Drivers: Topmost in the stack are the VPU drivers. These are Sunxi-Cedrus/Cedrus V4L2 M2M and Cedar [Is this the legacy one?] on Allwinner; Hantro and Rkvdec on Rockchip. These are all still in development, but Cedrus already fully supports H.264, and partially supports HEVC, and is already usable in the mainline kernel.
APIs: In order for anything (userspace APIs, libraries) to make use of the VPU drivers, you need backends/APIs. For Cedrus, there is the unmaintained libva-v4l2-request backend which implements VA-API, the legacy VDPAU implementation libvdpau-sunxi, and as of kernel version 5.11, H.264 has been merged into the uAPI headers. Different applications may make recourse to one or another of these APIs.
Libraries: FFmpeg and GStreamer. provide libraries and APIs of their own to other applications but can (importantly!) also output directly to the framebuffer. FFmpeg must be patched to access either libva-v4l2-request or the Cedrus driver headers. GStreamer directly accesses kernel headers since 1.18 (works on 5.9, not on 5.10; 1.20 will support 5.11.)
Media players: mpv and depends on FFmpeg for hardware acceleration (and must be patched together with it). VLC can be set to access libva-v4l2-request directly. Kodi 19.0+ supports hardware acceleration out of the box without any out-of-tree patches.
Display server: An additional complication is drawing the output of any of the above on screen. Most successful implementations I've seen bypass X11 and either output directly to the framebuffer or force a plane/display layer on top of any X windows. Wayland apparently makes this easier by allowing applications to use their own DRM planes, but this hasn't been explored much yet. Kodi 19.0 works with all three windowing systems (X, Wayland, and gbm).
Codec status:
Taken from the LibreElec thread (which reflects LibreElec's status and is ahead of what works elsewhere, but outlines hardware limitations):
Approaches:
Many people have managed to make it work on their machines using different approaches. Note that some of these solutions are one or two years old, and kernel developments since may have changed the situation.

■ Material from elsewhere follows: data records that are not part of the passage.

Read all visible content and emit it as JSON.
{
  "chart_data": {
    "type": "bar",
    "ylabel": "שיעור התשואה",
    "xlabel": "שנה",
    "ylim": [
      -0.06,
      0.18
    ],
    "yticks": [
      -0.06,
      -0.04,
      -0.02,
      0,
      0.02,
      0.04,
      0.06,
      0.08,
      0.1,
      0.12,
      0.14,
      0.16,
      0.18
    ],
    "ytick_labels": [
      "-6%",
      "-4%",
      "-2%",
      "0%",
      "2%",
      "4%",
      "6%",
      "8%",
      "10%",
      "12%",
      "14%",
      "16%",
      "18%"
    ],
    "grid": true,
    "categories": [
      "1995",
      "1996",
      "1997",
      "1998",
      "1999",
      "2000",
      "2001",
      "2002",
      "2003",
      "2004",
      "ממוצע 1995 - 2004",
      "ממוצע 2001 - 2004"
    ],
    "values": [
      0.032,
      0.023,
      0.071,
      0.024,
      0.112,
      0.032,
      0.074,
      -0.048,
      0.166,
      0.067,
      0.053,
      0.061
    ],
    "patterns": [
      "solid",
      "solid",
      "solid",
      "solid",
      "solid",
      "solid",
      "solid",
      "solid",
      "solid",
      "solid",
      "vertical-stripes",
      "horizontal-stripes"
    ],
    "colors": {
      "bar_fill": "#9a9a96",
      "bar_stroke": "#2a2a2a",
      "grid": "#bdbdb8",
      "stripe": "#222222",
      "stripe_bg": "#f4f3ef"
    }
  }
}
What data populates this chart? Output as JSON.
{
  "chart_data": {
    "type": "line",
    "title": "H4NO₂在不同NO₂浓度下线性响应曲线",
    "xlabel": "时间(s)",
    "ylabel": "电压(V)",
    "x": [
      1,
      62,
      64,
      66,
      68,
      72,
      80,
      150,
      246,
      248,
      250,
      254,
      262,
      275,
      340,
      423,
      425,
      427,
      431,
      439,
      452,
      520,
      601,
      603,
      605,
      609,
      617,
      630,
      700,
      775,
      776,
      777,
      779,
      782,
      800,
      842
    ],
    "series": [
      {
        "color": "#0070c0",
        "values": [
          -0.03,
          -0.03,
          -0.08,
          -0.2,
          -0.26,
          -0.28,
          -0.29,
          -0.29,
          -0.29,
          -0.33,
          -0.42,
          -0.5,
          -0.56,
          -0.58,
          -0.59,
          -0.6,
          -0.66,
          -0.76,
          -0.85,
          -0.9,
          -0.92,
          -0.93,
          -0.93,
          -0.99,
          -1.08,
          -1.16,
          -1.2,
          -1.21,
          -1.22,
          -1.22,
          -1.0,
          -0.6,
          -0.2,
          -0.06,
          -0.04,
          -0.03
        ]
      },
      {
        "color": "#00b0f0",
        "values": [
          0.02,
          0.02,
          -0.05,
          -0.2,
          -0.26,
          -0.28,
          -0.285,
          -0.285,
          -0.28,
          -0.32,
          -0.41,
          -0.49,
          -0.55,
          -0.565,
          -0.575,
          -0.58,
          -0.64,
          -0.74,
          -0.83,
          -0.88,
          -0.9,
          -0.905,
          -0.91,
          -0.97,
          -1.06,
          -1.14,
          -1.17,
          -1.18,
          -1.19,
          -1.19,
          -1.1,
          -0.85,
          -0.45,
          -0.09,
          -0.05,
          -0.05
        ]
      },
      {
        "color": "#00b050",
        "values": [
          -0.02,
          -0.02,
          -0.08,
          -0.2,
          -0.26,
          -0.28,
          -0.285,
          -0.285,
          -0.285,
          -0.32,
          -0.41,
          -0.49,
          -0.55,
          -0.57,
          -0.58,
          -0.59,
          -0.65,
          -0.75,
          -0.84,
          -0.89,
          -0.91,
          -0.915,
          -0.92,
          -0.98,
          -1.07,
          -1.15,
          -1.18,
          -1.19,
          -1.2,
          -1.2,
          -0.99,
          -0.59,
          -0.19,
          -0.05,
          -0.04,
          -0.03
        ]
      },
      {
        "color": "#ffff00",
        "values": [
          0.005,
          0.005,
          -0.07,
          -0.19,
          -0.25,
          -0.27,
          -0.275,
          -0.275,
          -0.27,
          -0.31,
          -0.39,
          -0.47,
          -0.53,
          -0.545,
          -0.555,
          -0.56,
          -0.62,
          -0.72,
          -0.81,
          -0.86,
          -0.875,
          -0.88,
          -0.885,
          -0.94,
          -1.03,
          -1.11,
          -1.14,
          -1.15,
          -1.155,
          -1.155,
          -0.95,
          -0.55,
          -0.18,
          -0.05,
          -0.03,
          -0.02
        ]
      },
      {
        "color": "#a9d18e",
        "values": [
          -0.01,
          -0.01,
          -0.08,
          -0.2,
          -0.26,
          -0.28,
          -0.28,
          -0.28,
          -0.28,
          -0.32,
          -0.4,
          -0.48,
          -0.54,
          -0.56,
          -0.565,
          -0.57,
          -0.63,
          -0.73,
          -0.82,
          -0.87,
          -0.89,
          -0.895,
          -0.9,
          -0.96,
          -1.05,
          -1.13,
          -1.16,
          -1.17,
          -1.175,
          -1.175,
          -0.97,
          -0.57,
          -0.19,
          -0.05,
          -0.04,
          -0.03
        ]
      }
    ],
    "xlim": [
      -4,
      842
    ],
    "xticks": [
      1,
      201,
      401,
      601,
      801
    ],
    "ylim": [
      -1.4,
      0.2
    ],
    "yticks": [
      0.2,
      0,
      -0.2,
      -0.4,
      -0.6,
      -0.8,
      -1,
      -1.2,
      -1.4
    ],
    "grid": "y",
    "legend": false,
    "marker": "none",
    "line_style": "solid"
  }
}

Ordered from newer to older:
LibreElec – kernel + ffmpeg + Kodi: LibreElec is a Just-Enough-OS with the sole purpose of running Kodi, a media player. It's at the bleeding edge and usually implements codecs and features well before mainline or other distros. It achieves this by heavily patching everything up and down the stack, from the Linux kernel over FFmpeg to Kodi itself. These patches could all be applied to an Armbian build, but there are a lot of them, they're poorly documented, and you'd need to dig into their github to understand what they all do. LibreElec runs Kodi directly without a desktop. kodi-gbm is a package that can be installed on Armbian and functions similarly.
Key contributors to the project are @jernej and @Kwiboo, who sometimes post about their work here (and have been very helpful with questions, thank you). @balbes150 includes some of LibreElec's patches in his Armbian-TV builds, but I don't know which.
Kodi 19.0:
LibreElec patches + mpv:
@megous – Kernel 5.11 + GStreamer: This implementation, done here on a PinePhone (A64), patches the 5.9 kernel and uses a recent version of GStreamer (1.18 and up), whose output is rendered directly to a DRM plane via kmssink. (No X or Wayland.)
GStreamer 1.18 works with the 5.9 kernel. It does not work with 5.10, because of numerous changes to the kernel headers in this version. In 5.11 the H.264 headers were moved into the uAPI; the master branch of GStreamer reflects this, but there haven't been any releases with these patches yet. It'll probably be in repositories with GStreamer 1.20; until then you can build it from source.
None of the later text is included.